A Freezing Paddle on the ConwyDec 8th, 2010 | By Martin Digby | Category: Paddling, Personal
I always enjoy paddling somewhere new and today was no exception. I hooked up with David Butler, who is a level 3 coach and happens to live just around the corner from me, for what turned out to be quite an experience. Concluding that the recent cold conditions and lack of rain would result in most rivers running low, we decided to head to Conwy Castle and paddle up the River Conwy to take advantage of its tidal nature . Inspection of the tide tables suggested a low tide at about 7am, so we aimed to get there for 8am when the water would be moving upstream at a healthy rate.
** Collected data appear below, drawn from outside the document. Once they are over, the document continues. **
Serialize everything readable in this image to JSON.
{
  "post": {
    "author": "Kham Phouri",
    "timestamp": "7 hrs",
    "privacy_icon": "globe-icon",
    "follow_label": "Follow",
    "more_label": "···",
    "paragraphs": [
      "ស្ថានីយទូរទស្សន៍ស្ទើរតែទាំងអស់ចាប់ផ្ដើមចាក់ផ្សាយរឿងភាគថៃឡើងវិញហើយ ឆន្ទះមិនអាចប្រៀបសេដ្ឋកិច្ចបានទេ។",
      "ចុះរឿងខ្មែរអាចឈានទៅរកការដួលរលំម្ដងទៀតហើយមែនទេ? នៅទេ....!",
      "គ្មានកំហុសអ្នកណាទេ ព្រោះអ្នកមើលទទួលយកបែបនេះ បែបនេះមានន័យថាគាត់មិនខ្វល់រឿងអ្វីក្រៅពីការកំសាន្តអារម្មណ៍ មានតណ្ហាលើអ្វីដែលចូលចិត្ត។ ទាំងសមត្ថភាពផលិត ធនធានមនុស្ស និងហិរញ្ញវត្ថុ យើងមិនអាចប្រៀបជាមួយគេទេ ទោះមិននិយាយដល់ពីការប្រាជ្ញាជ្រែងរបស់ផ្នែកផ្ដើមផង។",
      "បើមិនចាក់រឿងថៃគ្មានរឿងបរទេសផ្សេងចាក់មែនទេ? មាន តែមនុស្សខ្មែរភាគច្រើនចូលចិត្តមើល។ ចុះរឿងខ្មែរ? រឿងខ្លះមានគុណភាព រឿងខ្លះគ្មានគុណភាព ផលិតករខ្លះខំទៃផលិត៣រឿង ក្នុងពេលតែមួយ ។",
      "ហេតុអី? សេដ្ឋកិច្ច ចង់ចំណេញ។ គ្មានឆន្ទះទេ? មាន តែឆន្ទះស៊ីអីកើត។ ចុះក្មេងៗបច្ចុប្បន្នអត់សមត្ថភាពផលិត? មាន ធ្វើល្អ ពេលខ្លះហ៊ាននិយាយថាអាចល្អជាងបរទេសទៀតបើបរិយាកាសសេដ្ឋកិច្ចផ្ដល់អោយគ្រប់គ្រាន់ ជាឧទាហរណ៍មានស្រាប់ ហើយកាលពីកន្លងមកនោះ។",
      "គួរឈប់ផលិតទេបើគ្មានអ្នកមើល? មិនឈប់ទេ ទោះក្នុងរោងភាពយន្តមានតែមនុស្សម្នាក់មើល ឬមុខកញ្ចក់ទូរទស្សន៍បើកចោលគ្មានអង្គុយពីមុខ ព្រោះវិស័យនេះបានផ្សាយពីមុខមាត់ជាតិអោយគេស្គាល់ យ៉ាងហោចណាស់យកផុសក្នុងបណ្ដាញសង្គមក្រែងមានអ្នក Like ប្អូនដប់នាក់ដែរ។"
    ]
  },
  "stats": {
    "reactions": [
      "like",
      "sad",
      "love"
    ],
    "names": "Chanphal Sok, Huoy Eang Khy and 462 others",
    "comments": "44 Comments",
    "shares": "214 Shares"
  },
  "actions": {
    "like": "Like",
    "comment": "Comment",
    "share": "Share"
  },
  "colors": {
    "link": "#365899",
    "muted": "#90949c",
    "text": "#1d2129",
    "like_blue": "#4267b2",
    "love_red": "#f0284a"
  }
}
When we arrived everything was still pretty dark but, by the time we got on the water at 8.20am, the day had definitely begun. The temperature gauge in the car was suggesting around -3 degrees, so we both wrapped up warm although fingers and toes were still suffering. It was certainly a pleasant feeing as the sun finally rose in front of us!
As we started the paddle, there wasn’t much water in the estuary so we found ourselves meandering around the sand banks trying to find the main channel which wasn’t always easy to do from water level. It was probably about 15 minutes into the journey that we both noticed what looked like small patches of ice, but found it hard to believe that the sea water would freeze due to its high salt content. However, our observations were confirmed by the occasional thump of ice hitting the bows of the boats as they bounced off.
As we progressed, the quantity of ice increased but there were usually ways to avoid the worst of it and we could easily cut a path through when necessary. However, as we approached one particular bend in the river, we were confronted with a section that was completely frozen over and looked more substantial than anything so far. I decided to go for it and, as the bow cut a path though the ice, I had to punch my paddle through the surface to get any leverage. Due to paddling slower, my boat soon slowed until I came to a standstill ice the middle. Faced with the question of whether to continue to battle, or give up for the day, we chose to rise to the challenge. Each stabbing of the paddle through the ice would result in about a foot’s worth of progress, but we made it through in the end.
Click here to see a clip of David breaking through the ice!
The journey became more frequently punctuated with similar episodes, but we actually made good progress and were not far short of Llanrwst when the pressures of daylight hours and the slowing tide persuaded us to head back to Conwy. Having not paddled a tidal stretch of river before, I was amazed by the completely different feel of the river now that it was full of water. Being so much wider and higher, gave completely different views and it certainly didn’t create a feeling of retracing your steps.
We had pretty much waited for the tide to turn, and start to ebb, in order to use it to our advantage again. However, it wasn’t quite as straight forward as we had hoped as a brisk Northerly breeze was hitting us head on and making progress harder than it could have been. Nevertheless, we made good progress and arrived back at Conwy Castle about 7 hours after we had started and quickly got some dry warm clothing on!